Sensitivity analysis for the sample size planning method for standardized ANCOVA contrast
Sensitivity analysis for the sample size planning method for standardized ANCOVA contrast
Sensitivity analysis for the sample size planning method with the goal to obtain sufficiently narrow confidence intervals for standardized ANCOVA complex contrasts.
true.psi: the population standardized ANCOVA contrast
estimated.psi: the estimated standardized ANCOVA contrast
c.weights: the contrast weights
desired.width: the desired full width of the obtained confidence interval
selected.n: selected sample size to use in order to determine distributional properties of a given value of sample size
mu.x: the population mean for the covariate
sigma.x: the population standard deviation of the covariate
rho: the population correlation coefficient between the response and the covariate
divisor: which error standard deviation to be used in standardizing the contrast; the value can be either "s.ancova" or "s.anova"
assurance: parameter to ensure that the obtained confidence interval width is narrower than the desired width with a specified degree of certainty (must be NULL or between zero and unity)
conf.level: the desired confidence interval coverage, (i.e., 1 - Type I error rate)
G: number of generations (i.e., replications) of the simulation
print.iter: to print the current value of the iterations
detail: whether the user needs a detailed (TRUE) or brief (FALSE) report of the simulation results; the detail report includes all the raw data in the simulations
...: allows one to potentially include parameter values for inner functions
Details
The sample size planning method this function is based on is developed in the context of simple (i.e., one-response-one-covariate) ANCOVA model and randomized design (i.e., same population covariate mean across groups).
An ANCOVA contrast can be standardized in at least two ways: (a) divided by the error standard deviation of the ANOVA model, (b) divided by the error standard deviation of the ANCOVA model.
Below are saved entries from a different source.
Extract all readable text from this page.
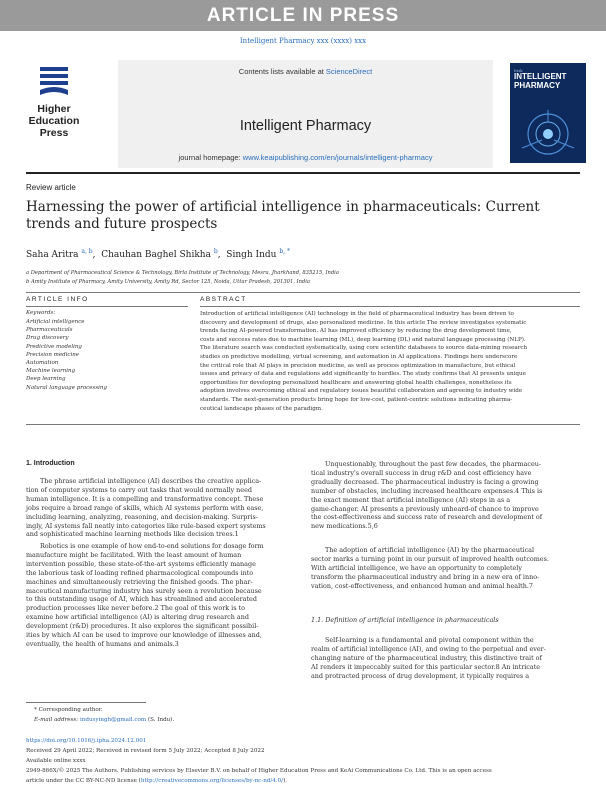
ARTICLE IN PRESS
Intelligent Pharmacy xxx (xxxx) xxx
Higher
Education
Press
Contents lists available at ScienceDirect
Intelligent Pharmacy
journal homepage: www.keaipublishing.com/en/journals/intelligent-pharmacy
KeAi
INTELLIGENT
PHARMACY
Review article
Harnessing the power of artificial intelligence in pharmaceuticals: Current
trends and future prospects
Saha Aritra $^{a, b}$,  Chauhan Baghel Shikha $^b$,  Singh Indu $^{b, *}$
a Department of Pharmaceutical Science & Technology, Birla Institute of Technology, Mesra, Jharkhand, 835215, India
b Amity Institute of Pharmacy, Amity University, Amity Rd, Sector 125, Noida, Uttar Pradesh, 201301, India
ARTICLE INFO	ABSTRACT
Keywords:
Artificial intelligence
Pharmaceuticals
Drug discovery
Predictive modeling
Precision medicine
Automation
Machine learning
Deep learning
Natural language processing
Introduction of artificial intelligence (AI) technology in the field of pharmaceutical industry has been driven to
discovery and development of drugs, also personalized medicine. In this article The review investigates systematic
trends facing AI-powered transformation. AI has improved efficiency by reducing the drug development time,
costs and success rates due to machine learning (ML), deep learning (DL) and natural language processing (NLP).
The literature search was conducted systematically, using core scientific databases to source data-mining research
studies on predictive modelling, virtual screening, and automation in AI applications. Findings here underscore
the critical role that AI plays in precision medicine, as well as process optimization in manufacture, but ethical
issues and privacy of data and regulations add significantly to hurdles. The study confirms that AI presents unique
opportunities for developing personalized healthcare and answering global health challenges, nonetheless its
adoption involves overcoming ethical and regulatory issues beautiful collaboration and agreeing to industry wide
standards. The next-generation products bring hope for low-cost, patient-centric solutions indicating pharma-
ceutical landscape phases of the paradigm.
1. Introduction
The phrase artificial intelligence (AI) describes the creative applica-
tion of computer systems to carry out tasks that would normally need
human intelligence. It is a compelling and transformative concept. These
jobs require a broad range of skills, which AI systems perform with ease,
including learning, analyzing, reasoning, and decision-making. Surpris-
ingly, AI systems fall neatly into categories like rule-based expert systems
and sophisticated machine learning methods like decision trees.1
Robotics is one example of how end-to-end solutions for dosage form
manufacture might be facilitated. With the least amount of human
intervention possible, these state-of-the-art systems efficiently manage
the laborious task of loading refined pharmacological compounds into
machines and simultaneously retrieving the finished goods. The phar-
maceutical manufacturing industry has surely seen a revolution because
to this outstanding usage of AI, which has streamlined and accelerated
production processes like never before.2 The goal of this work is to
examine how artificial intelligence (AI) is altering drug research and
development (r&D) procedures. It also explores the significant possibil-
ities by which AI can be used to improve our knowledge of illnesses and,
eventually, the health of humans and animals.3
Unquestionably, throughout the past few decades, the pharmaceu-
tical industry's overall success in drug r&D and cost efficiency have
gradually decreased. The pharmaceutical industry is facing a growing
number of obstacles, including increased healthcare expenses.4 This is
the exact moment that artificial intelligence (AI) steps in as a
game-changer. AI presents a previously unheard-of chance to improve
the cost-effectiveness and success rate of research and development of
new medications.5,6
The adoption of artificial intelligence (AI) by the pharmaceutical
sector marks a turning point in our pursuit of improved health outcomes.
With artificial intelligence, we have an opportunity to completely
transform the pharmaceutical industry and bring in a new era of inno-
vation, cost-effectiveness, and enhanced human and animal health.7
1.1. Definition of artificial intelligence in pharmaceuticals
Self-learning is a fundamental and pivotal component within the
realm of artificial intelligence (AI), and owing to the perpetual and ever-
changing nature of the pharmaceutical industry, this distinctive trait of
AI renders it impeccably suited for this particular sector.8 An intricate
and protracted process of drug development, it typically requires a
* Corresponding author.
E-mail address: indusyingh@gmail.com (S. Indu).
https://doi.org/10.1016/j.ipha.2024.12.001
Received 29 April 2022; Received in revised form 5 July 2022; Accepted 8 July 2022
Available online xxxx
2949-866X/© 2025 The Authors. Publishing services by Elsevier B.V. on behalf of Higher Education Press and KeAi Communications Co. Ltd. This is an open access
article under the CC BY-NC-ND license (http://creativecommons.org/licenses/by-nc-nd/4.0/).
This function can be used to analyze both types of standardized ANCOVA contrasts.
The population mean and standard deviation of the covariate does not affect the sample size planning procedure; they can be specified as any values that are considered as reasonable by the user.
Returns
psi.obs: observed standardized contrast in each iteration
Full.Width: vector of the full confidence interval width
Width.from.psi.obs.Lower: vector of the lower confidence interval width
Width.from.psi.obs.Upper: vector of the upper confidence interval width
Type.I.Error.Upper: iterations where a Type I error occurred on the upper end of the confidence interval
Type.I.Error.Lower: iterations where a Type I error occurred on the lower end of the confidence interval
Type.I.Error: iterations where a Type I error happens
Lower.Limit: the lower limit of the obtained confidence interval
Upper.Limit: the upper limit of the obtained confidence interval
replications: number of replications of the simulation
True.psi: population standardized contrast
Estimated.psi: estimated standardized contrast
Desired.Width: the desired full width of the obtained confidence interval
assurance: the value assigned to the argument assurance
Sample.Size.per.Group: sample size per group
Number.of.Groups: number of groups
mean.full.width: mean width of the obtained full confidence intervals
median.full.width: median width of the obtained full confidence intervals
sd.full.width: standard deviation of the widths of the obtained full confidence intervals
Pct.Width.obs.NARROWER.than.desired: percentage of the obtained full confidence interval widths that are narrower than the desired width
mean.Width.from.psi.obs.Lower: mean lower width of the obtained confidence intervals
mean.Width.from.psi.obs.Upper: mean upper width of the obtained confidence intervals
Type.I.Error.Upper: Type I error rate from the upper side
Type.I.Error.Lower: Type I error rate from the lower side
Type.I.Error: Type I error rate
References
Kelley, K. (2007). Constructing confidence intervals for standardized effect sizes: Theory, application, and implementation. Journal of Statistical Software, 20 (8), 1--24.
Kelley, K., & Rausch, J. R. (2006). Sample size planning for the standardized mean difference: Accuracy in Parameter Estimation via narrow confidence intervals. Psychological Methods, 11 (4), 363--385.
Lai, K., & Kelley, K. (2012). Accuracy in parameter estimation for ANCOVA and ANOVA contrasts: Sample size planning via narrow confidence intervals. British Journal of Mathematical and Statistical Psychology, 65, 350--370.
Steiger, J. H., & Fouladi, R. T. (1997). Noncentrality interval estimation and the evaluation of statistical methods. In L. L. Harlow, S. A. Mulaik, & J.H. Steiger (Eds.), What if there were no significance tests? (pp. 221--257). Mahwah, NJ: Lawrence Erlbaum.